Matcha's 30–70mg of caffeine per serving provides a meaningful dose without the GI stress that coffee sometimes causes in active people.

EGCG and fat oxidation

A 2008 study on green tea extract found increased fat burning during moderate-intensity exercise. The proposed mechanism involves EGCG enhancing the body's ability to mobilise and oxidise fat as fuel — potentially sparing glycogen for later in a session.

Subsequent research has been more mixed in results, but the general direction — modest increased fat oxidation during moderate exercise — has held across several studies.

L-theanine and performance

L-theanine may reduce exercise-induced anxiety and improve mental focus during competition or challenging training.
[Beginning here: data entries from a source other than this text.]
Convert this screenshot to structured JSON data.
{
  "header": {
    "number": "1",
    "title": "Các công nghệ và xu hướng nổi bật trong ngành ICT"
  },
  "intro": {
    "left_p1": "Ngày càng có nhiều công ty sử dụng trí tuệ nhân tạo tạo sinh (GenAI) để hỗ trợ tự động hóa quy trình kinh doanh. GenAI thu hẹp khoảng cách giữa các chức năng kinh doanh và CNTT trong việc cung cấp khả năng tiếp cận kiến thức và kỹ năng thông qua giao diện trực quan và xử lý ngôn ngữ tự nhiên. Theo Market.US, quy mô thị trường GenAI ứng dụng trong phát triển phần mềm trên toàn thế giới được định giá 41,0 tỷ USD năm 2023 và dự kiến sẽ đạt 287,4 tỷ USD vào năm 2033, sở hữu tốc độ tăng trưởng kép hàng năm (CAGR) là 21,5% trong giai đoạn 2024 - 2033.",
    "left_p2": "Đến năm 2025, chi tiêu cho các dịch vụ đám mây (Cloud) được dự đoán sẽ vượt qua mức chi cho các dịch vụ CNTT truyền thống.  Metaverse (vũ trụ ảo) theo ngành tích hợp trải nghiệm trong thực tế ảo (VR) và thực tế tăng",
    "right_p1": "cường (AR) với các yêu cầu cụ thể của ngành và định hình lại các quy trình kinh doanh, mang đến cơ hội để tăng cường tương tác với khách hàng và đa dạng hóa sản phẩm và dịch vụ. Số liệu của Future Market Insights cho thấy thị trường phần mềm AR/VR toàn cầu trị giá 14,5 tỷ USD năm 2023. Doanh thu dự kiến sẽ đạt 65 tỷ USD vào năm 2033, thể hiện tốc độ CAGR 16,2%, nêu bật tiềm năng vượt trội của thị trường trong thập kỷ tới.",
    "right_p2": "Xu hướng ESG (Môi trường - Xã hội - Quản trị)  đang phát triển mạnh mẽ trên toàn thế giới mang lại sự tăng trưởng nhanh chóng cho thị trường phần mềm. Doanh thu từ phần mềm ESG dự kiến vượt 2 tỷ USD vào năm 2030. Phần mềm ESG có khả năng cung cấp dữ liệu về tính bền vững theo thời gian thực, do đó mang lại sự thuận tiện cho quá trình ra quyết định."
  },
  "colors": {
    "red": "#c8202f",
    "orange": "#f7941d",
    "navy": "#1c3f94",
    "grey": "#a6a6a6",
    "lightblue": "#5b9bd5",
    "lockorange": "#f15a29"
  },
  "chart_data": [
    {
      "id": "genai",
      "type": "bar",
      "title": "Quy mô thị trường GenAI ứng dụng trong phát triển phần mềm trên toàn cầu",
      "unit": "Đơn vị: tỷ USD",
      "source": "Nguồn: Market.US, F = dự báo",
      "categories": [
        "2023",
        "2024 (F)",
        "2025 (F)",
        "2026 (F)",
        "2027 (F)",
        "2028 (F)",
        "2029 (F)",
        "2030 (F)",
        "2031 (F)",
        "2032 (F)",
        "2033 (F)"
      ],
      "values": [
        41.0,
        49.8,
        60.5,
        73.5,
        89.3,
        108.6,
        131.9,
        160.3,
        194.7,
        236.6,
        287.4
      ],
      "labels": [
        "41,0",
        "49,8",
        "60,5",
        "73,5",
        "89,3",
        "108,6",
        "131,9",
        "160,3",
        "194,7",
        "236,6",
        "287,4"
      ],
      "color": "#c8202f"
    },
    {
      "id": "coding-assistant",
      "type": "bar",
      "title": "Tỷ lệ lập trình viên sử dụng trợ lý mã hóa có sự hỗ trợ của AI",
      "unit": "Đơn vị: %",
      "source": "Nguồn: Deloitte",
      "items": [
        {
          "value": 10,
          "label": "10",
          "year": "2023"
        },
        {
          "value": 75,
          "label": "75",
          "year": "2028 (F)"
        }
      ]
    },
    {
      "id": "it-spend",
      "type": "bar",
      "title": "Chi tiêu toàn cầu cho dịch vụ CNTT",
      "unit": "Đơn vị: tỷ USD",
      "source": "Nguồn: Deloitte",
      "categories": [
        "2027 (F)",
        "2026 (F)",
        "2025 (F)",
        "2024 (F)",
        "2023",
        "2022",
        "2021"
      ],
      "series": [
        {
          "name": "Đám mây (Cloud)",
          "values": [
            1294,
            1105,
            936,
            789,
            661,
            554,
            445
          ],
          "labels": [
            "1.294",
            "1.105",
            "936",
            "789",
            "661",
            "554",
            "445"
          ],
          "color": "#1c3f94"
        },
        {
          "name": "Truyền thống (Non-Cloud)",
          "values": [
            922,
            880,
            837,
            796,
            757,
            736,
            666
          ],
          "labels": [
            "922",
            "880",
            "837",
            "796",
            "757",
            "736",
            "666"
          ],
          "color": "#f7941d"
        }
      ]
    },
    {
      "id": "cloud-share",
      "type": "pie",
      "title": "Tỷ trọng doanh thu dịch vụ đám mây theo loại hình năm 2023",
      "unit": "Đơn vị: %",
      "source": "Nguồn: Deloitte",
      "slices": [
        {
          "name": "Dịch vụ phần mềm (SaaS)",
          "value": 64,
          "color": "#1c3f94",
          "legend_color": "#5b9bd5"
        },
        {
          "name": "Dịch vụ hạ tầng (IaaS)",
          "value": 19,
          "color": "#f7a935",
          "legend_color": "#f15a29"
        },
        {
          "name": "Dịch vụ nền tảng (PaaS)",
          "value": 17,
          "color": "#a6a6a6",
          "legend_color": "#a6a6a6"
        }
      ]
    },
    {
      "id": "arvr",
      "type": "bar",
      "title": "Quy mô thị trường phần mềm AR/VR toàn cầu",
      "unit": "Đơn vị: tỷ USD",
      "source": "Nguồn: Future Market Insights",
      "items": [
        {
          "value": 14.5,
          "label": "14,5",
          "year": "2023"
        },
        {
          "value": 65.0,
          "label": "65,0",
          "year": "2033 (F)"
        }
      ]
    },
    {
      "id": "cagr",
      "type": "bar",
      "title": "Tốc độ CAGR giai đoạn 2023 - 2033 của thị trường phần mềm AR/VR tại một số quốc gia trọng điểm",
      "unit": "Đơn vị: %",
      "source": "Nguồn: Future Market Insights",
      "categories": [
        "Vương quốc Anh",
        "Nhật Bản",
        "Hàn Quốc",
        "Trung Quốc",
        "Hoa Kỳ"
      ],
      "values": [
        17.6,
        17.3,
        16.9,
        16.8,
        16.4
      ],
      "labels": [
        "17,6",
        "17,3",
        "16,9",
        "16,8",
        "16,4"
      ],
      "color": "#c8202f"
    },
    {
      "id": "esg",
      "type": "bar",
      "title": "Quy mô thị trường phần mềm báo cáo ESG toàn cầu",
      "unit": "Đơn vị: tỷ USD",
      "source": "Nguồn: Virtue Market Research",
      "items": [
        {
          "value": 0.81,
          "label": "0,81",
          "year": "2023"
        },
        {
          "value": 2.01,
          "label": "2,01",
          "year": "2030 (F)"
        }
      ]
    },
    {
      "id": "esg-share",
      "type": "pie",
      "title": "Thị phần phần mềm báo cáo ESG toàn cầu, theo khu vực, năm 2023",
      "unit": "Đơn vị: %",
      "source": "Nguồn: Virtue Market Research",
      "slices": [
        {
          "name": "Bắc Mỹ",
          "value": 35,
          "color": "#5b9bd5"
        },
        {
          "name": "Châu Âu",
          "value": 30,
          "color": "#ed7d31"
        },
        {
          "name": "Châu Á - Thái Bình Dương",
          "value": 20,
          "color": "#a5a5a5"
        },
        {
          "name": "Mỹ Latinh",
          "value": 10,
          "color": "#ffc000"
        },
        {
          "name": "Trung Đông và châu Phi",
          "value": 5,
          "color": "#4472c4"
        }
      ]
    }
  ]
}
For people who experience pre-workout nerves, the L-theanine in matcha helps moderate the stimulant edge of the caffeine without dulling the performance benefit.

Practical application

Drink one to two cups of matcha 30–60 minutes before training. With food if your stomach is sensitive, without if you tolerate it. Avoid more than two cups before intense exercise — caffeine at high doses can cause GI discomfort and elevated heart rate that interferes with performance rather than helping it.